Jeudi matin, c'était réunion de famille à Tola Vologe pour officialiser la prolongation de contrat de Grenier, le choix de Gonalons de rester une saison de plus à Lyon et, accessoirement, l'arrivée de Miguel Lopes. L'occasion de boucler la première partie d'un mercato auquel il faut trouver une cohérence.
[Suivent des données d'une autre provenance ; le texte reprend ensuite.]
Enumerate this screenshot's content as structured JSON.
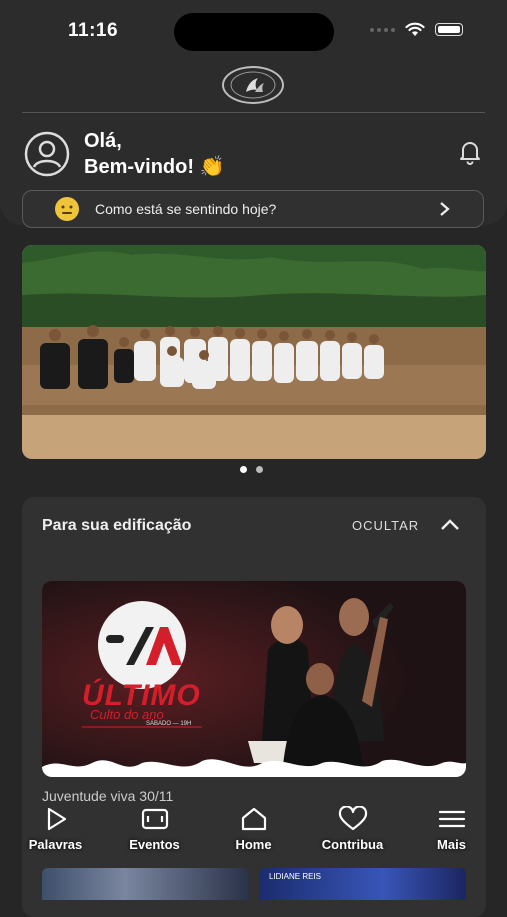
{
  "status": {
    "time": "11:16"
  },
  "header": {
    "greeting_line1": "Olá,",
    "greeting_line2": "Bem-vindo! 👏"
  },
  "mood_prompt": {
    "text": "Como está se sentindo hoje?"
  },
  "banner": {
    "pages": 2,
    "active_page": 1
  },
  "edification": {
    "title": "Para sua edificação",
    "hide_label": "OCULTAR",
    "video": {
      "title_line1": "ÚLTIMO",
      "title_line2": "Culto do ano",
      "day_line": "SÁBADO — 19H",
      "caption": "Juventude viva 30/11"
    },
    "next_thumb_label": "LIDIANE REIS"
  },
  "nav": {
    "items": [
      {
        "label": "Palavras",
        "icon": "play-icon"
      },
      {
        "label": "Eventos",
        "icon": "calendar-icon"
      },
      {
        "label": "Home",
        "icon": "home-icon"
      },
      {
        "label": "Contribua",
        "icon": "heart-icon"
      },
      {
        "label": "Mais",
        "icon": "menu-icon"
      }
    ]
  },
  "colors": {
    "background": "#262626",
    "panel": "#2c2c2c",
    "card": "#313131",
    "accent_red": "#d41e2a"
  }
}
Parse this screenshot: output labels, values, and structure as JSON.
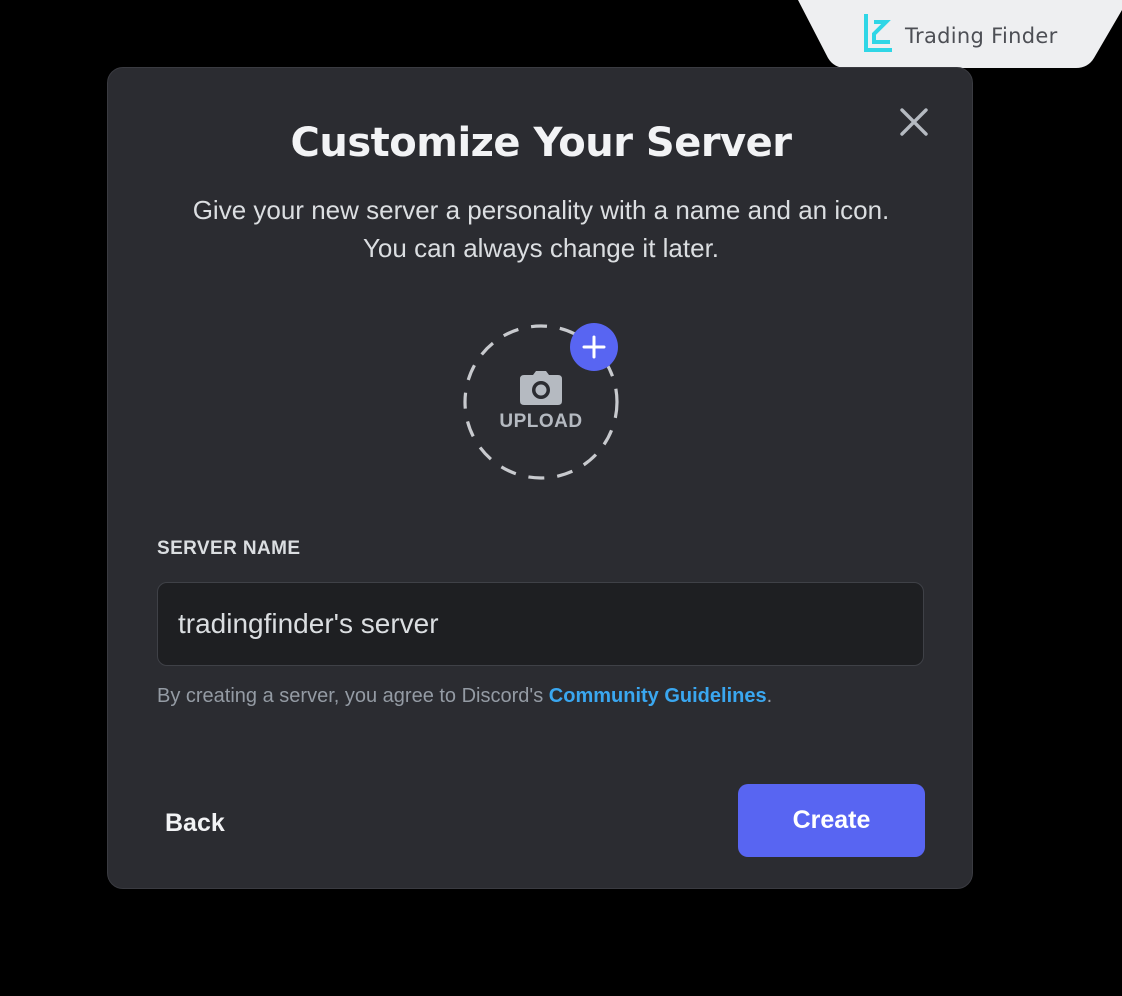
{
  "watermark": {
    "brand_text": "Trading Finder",
    "logo_icon": "trading-finder-logo"
  },
  "modal": {
    "title": "Customize Your Server",
    "subtitle": "Give your new server a personality with a name and an icon. You can always change it later.",
    "close_icon": "close-icon",
    "upload": {
      "label": "UPLOAD",
      "camera_icon": "camera-icon",
      "plus_icon": "plus-icon"
    },
    "server_name": {
      "label": "SERVER NAME",
      "value": "tradingfinder's server"
    },
    "terms": {
      "prefix": "By creating a server, you agree to Discord's ",
      "link": "Community Guidelines",
      "suffix": "."
    },
    "buttons": {
      "back": "Back",
      "create": "Create"
    }
  },
  "colors": {
    "background": "#000000",
    "modal": "#2b2c31",
    "input": "#1e1f22",
    "accent": "#5865f2",
    "link": "#3aa7f0"
  }
}
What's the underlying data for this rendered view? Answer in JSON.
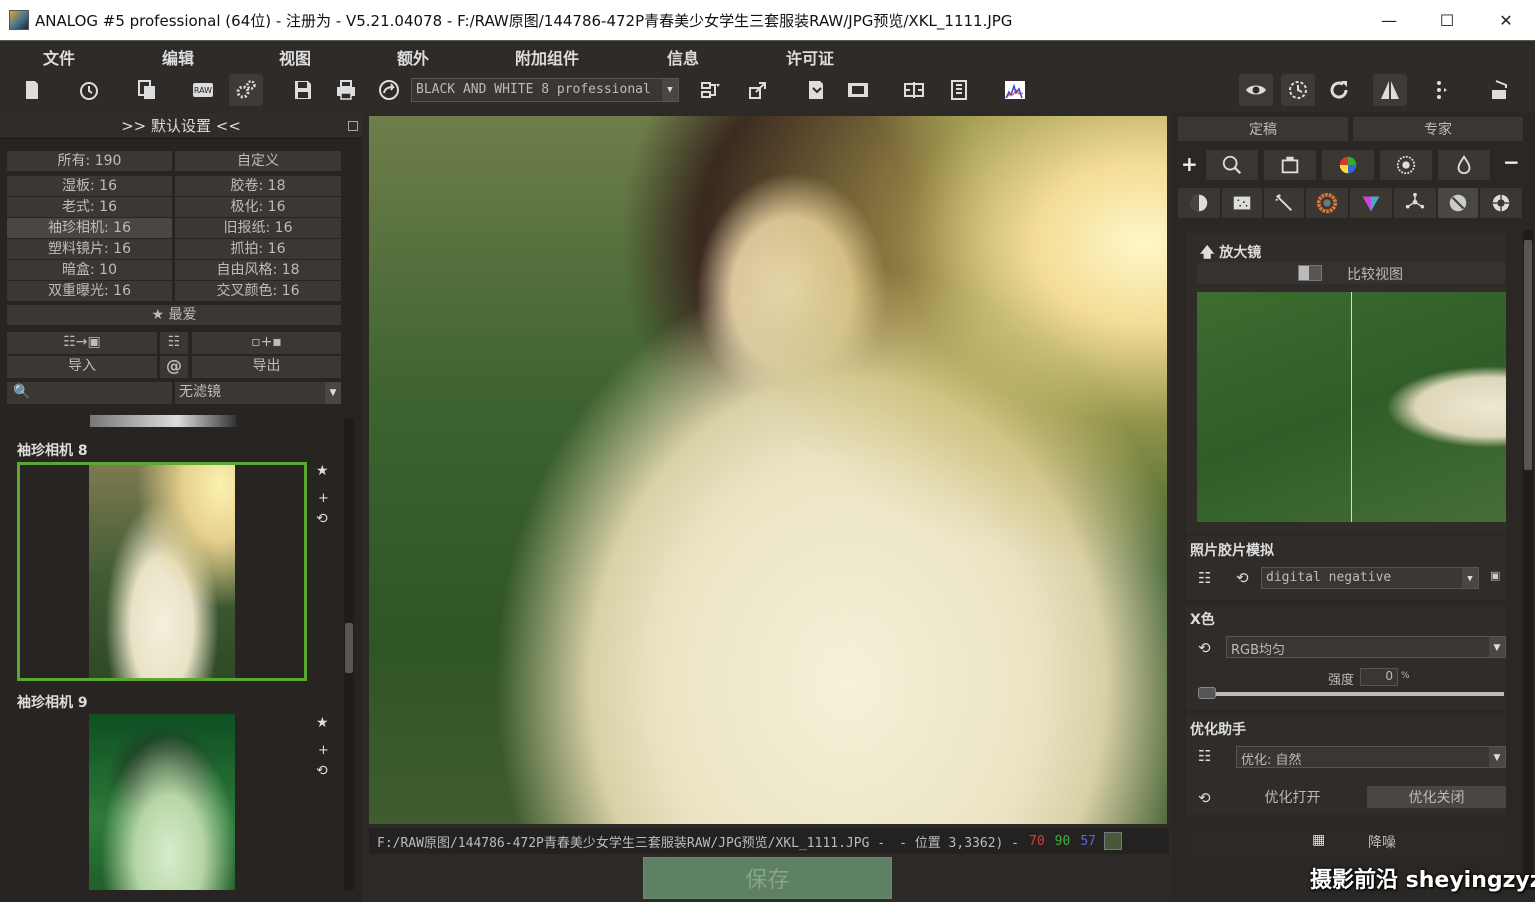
{
  "window": {
    "title": "ANALOG #5 professional (64位) - 注册为 - V5.21.04078 - F:/RAW原图/144786-472P青春美少女学生三套服装RAW/JPG预览/XKL_1111.JPG",
    "min": "—",
    "max": "☐",
    "close": "✕"
  },
  "menu": [
    "文件",
    "编辑",
    "视图",
    "额外",
    "附加组件",
    "信息",
    "许可证"
  ],
  "toolbar": {
    "preset": "BLACK AND WHITE 8 professional"
  },
  "left": {
    "header": ">> 默认设置 <<",
    "categories": [
      [
        "所有: 190",
        "自定义"
      ],
      [
        "湿板: 16",
        "胶卷: 18"
      ],
      [
        "老式: 16",
        "极化: 16"
      ],
      [
        "袖珍相机: 16",
        "旧报纸: 16"
      ],
      [
        "塑料镜片: 16",
        "抓拍: 16"
      ],
      [
        "暗盒: 10",
        "自由风格: 18"
      ],
      [
        "双重曝光: 16",
        "交叉颜色: 16"
      ]
    ],
    "favorites": "★ 最爱",
    "import": "导入",
    "at": "@",
    "export": "导出",
    "filter": "无滤镜",
    "film1": "袖珍相机 8",
    "film2": "袖珍相机 9"
  },
  "status": {
    "path": "F:/RAW原图/144786-472P青春美少女学生三套服装RAW/JPG预览/XKL_1111.JPG -",
    "pos": "- 位置 3,3362) -",
    "r": "70",
    "g": "90",
    "b": "57"
  },
  "save": "保存",
  "right": {
    "tab1": "定稿",
    "tab2": "专家",
    "magnifier": "放大镜",
    "compare": "比较视图",
    "film_sim": "照片胶片模拟",
    "film_sim_value": "digital negative",
    "bw": "X色",
    "bw_value": "RGB均匀",
    "strength_label": "强度",
    "strength_value": "0",
    "strength_unit": "%",
    "strength_level": 0,
    "optimize": "优化助手",
    "optimize_value": "优化: 自然",
    "opt_on": "优化打开",
    "opt_off": "优化关闭",
    "denoise": "降噪"
  },
  "watermark": "摄影前沿 sheyingzyz.com",
  "colors": {
    "r": "#d04040",
    "g": "#3fae3f",
    "b": "#5d64d8",
    "accent": "#5aa832"
  }
}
À demi-mots, Rémi Garde avait annoncé la couleur mardi dernier : « L’arrivée de Miguel Lopes clôt provisoirement le recrutement. À moins d’un changement de dernière minute, l’effectif devrait donc rester stable. » Une façon de lever les deux dernières incertitudes au sujet de Grenier et de Gonalons. Le premier vient de prolonger son contrat jusqu’en 2016, après des semaines de séduction de la part de son club formateur. Le second a profité de l’occasion pour préciser qu’il resterait une saison de plus entre Saône et Rhône. La veille encore, La Gazzetta dello Sport l’envoyait à Naples pour 13 millions d’euros.
L’urgence n’a pas de prix
Ce dernier volet de l’acte I du mercato lyonnais vient donc valider une première idée : contrairement aux apparences, la perspective d’un tour préliminaire de Ligue des champions a obligé la cellule de recrutement de l’OL à faire vite. Ce n’est pas la première fois que le club de JMA est soumis à pareille contrainte. C’était déjà le cas en 2009. Sauf que cette fois, tout a été fait pour ne pas s’embarquer dans un recrutement mené dans l’urgence et à grands frais. Entre les 75 millions balancés en 2009 pour ramener au plus vite Lisandro, Cissokho, Bastos et Gomis et les 700 000 euros lâchés pour Danic, la prolongation de contrat de Grenier et le prêt de Miguel Lopes, il y a un gouffre que la triste situation financière du club lyonnais pourrait expliquer à elle seule.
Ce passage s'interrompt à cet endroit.